BC: My partner and I were in NYC in the middle of last year and saw Nan Goldin’s Ballad of Sexual Dependency” at MoMA. Something that stood out was the slide-show that was playing in the small room just off the gallery space. It was images set to music as was originally intended for the work. Goldin’s images of women and children where utterly captivating – soft, insightful, tender. I’m curious to hear if you saw the show and what you thought if you did…

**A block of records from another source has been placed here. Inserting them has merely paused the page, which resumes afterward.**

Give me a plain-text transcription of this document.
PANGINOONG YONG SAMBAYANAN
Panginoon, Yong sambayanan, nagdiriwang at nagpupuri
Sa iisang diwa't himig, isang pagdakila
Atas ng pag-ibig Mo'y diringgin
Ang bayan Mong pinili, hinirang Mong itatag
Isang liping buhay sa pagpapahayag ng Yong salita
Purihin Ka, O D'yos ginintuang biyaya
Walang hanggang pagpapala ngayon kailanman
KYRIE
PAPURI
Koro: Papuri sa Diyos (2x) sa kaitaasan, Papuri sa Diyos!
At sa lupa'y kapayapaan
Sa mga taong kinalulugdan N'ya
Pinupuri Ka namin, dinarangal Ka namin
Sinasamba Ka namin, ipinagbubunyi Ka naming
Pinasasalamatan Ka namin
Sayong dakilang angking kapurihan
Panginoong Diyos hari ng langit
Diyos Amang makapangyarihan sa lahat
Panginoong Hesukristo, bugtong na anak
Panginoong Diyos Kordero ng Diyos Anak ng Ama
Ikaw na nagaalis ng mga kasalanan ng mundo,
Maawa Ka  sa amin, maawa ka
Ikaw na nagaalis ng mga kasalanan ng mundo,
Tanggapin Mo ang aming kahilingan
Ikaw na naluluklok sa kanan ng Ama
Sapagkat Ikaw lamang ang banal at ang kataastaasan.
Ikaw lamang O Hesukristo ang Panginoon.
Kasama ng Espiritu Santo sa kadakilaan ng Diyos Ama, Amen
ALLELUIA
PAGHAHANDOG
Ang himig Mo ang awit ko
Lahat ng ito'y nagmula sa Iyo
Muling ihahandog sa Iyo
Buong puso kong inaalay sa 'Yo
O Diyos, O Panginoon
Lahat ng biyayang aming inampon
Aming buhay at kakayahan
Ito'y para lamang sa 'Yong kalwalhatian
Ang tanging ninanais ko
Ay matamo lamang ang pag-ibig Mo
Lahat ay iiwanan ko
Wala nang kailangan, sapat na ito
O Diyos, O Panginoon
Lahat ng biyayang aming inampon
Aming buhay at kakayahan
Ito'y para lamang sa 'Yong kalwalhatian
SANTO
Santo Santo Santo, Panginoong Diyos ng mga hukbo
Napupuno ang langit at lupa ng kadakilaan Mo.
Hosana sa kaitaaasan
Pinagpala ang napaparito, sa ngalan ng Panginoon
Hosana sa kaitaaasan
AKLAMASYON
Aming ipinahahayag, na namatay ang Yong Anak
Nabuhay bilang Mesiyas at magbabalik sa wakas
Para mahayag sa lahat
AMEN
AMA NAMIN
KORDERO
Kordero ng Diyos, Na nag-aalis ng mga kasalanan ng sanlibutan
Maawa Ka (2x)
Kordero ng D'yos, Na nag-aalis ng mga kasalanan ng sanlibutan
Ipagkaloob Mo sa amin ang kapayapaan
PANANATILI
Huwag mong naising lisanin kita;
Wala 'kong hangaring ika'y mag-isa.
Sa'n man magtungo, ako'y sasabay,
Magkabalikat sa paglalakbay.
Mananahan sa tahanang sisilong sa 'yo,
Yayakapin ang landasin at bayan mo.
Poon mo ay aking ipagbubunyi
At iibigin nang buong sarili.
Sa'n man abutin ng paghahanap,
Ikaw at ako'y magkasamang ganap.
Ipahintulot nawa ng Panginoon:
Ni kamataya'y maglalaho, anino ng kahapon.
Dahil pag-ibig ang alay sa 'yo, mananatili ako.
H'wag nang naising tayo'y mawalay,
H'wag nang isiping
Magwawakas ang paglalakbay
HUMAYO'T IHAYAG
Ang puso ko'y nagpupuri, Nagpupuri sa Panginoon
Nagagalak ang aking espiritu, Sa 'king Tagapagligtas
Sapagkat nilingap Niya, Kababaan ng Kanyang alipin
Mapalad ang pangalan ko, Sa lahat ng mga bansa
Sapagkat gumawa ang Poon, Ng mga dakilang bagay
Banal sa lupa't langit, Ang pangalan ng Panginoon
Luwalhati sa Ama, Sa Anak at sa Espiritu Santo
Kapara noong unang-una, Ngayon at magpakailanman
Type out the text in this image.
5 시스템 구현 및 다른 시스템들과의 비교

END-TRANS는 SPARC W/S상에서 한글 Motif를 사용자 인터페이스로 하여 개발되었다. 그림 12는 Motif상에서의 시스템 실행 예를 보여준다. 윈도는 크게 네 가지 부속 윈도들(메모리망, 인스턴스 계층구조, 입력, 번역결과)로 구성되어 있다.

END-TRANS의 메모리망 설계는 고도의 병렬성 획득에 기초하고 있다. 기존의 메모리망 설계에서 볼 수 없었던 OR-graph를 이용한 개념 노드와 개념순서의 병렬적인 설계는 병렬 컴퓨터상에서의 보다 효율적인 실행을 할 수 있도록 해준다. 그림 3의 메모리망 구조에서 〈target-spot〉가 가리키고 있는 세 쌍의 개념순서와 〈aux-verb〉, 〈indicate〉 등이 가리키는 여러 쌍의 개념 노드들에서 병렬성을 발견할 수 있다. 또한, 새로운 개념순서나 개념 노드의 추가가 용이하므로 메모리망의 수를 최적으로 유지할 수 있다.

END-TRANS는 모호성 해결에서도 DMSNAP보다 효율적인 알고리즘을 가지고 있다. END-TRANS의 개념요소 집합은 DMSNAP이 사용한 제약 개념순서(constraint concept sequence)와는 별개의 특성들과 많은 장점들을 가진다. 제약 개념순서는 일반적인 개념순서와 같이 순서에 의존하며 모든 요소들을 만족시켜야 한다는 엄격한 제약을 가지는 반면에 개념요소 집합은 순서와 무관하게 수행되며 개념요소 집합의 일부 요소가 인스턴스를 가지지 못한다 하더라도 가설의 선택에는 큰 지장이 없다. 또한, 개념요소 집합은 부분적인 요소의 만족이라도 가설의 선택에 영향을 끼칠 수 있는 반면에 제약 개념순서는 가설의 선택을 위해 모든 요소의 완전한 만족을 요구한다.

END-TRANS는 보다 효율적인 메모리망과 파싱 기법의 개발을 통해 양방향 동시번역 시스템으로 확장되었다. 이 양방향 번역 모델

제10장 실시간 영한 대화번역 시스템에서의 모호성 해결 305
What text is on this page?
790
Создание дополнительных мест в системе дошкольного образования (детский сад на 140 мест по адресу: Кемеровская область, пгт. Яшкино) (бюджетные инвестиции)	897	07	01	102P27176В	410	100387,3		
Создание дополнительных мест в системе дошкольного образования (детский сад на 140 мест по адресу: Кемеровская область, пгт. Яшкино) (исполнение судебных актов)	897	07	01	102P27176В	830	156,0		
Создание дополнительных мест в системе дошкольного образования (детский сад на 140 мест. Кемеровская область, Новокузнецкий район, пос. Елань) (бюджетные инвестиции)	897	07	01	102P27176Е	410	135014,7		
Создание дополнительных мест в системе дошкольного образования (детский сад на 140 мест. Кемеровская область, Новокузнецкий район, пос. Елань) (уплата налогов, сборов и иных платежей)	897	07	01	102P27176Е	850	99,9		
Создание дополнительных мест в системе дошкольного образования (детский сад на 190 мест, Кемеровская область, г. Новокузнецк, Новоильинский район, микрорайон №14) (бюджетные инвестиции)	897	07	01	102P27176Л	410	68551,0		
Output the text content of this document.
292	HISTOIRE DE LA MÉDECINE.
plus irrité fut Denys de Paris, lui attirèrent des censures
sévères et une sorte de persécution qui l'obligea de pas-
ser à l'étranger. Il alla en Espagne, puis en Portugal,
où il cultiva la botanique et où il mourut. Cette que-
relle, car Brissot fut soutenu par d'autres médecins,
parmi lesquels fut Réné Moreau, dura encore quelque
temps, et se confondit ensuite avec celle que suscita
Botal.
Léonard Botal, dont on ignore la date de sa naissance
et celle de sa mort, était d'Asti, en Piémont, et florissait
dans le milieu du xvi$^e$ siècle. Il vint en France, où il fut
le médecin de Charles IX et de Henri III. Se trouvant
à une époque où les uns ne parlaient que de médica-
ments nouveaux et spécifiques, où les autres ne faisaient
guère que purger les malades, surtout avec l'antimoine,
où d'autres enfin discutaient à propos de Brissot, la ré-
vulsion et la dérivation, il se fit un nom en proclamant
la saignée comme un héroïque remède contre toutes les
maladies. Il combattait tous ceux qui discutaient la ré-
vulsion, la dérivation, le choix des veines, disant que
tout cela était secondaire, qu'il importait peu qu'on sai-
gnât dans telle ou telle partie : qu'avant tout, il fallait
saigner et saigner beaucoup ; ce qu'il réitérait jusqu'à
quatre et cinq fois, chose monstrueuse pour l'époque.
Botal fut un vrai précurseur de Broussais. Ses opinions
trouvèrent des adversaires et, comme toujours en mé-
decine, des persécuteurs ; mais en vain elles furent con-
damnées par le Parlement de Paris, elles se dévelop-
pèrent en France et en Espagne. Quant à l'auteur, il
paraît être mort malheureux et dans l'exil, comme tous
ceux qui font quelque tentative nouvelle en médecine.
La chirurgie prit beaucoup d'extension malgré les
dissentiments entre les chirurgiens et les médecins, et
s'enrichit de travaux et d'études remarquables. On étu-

Nan Goldin’s Ballad of Sexual Dependency playlist on Spotify
MM: I saw it in September and it’s actually one of the highlights of my year. I’ve been listening to the playlist that goes with the slideshow ever since I saw it. The slideshow being a piece of photographic history and sort of a stepping stone for people (women) to make work that was less structured more of the moment, ‘raw’, etc. I feel like it was soo important and moving for me to see the slideshow. Being so familiar with the work and the book but the slideshow being the real intended vessel for the work… I was just really moved. At some point it becomes less about the individual pictures and more about the overall experience of both Nan and her friends. It opened up this idealized romantic NYC life that was so far from the truth especially for queer people and women who are most of the pictures, like those people were poor, and living in the dark, and doing drugs, etc. But since Nan, people just wanted to be making that kind of work that feels “real”. I was mostly moved by the inclusion of music and the categorization of pictures and seeing something that is a milestone in the history of art that people like my aunt and professors lived to see come to life, you know?
BC: Oh, definitely. And of course your right! It’s hard to image in 2017 just how radical that type of photography was for its time.
MM: Yes! The validation for a woman who was making ‘snapshot’ pictures (I’d argue that word) in a time when men with big ol’ 4×5’s are out there shooting the world and making up scenes for pictures, it was wild and radical. But it was also just what she wanted, so her friends could come over and see all the pictures.
BC: Are you interested in other display formats outside of the book and the traditional gallery wall?
MM: For now I think the book and the gallery wall are where my interests are!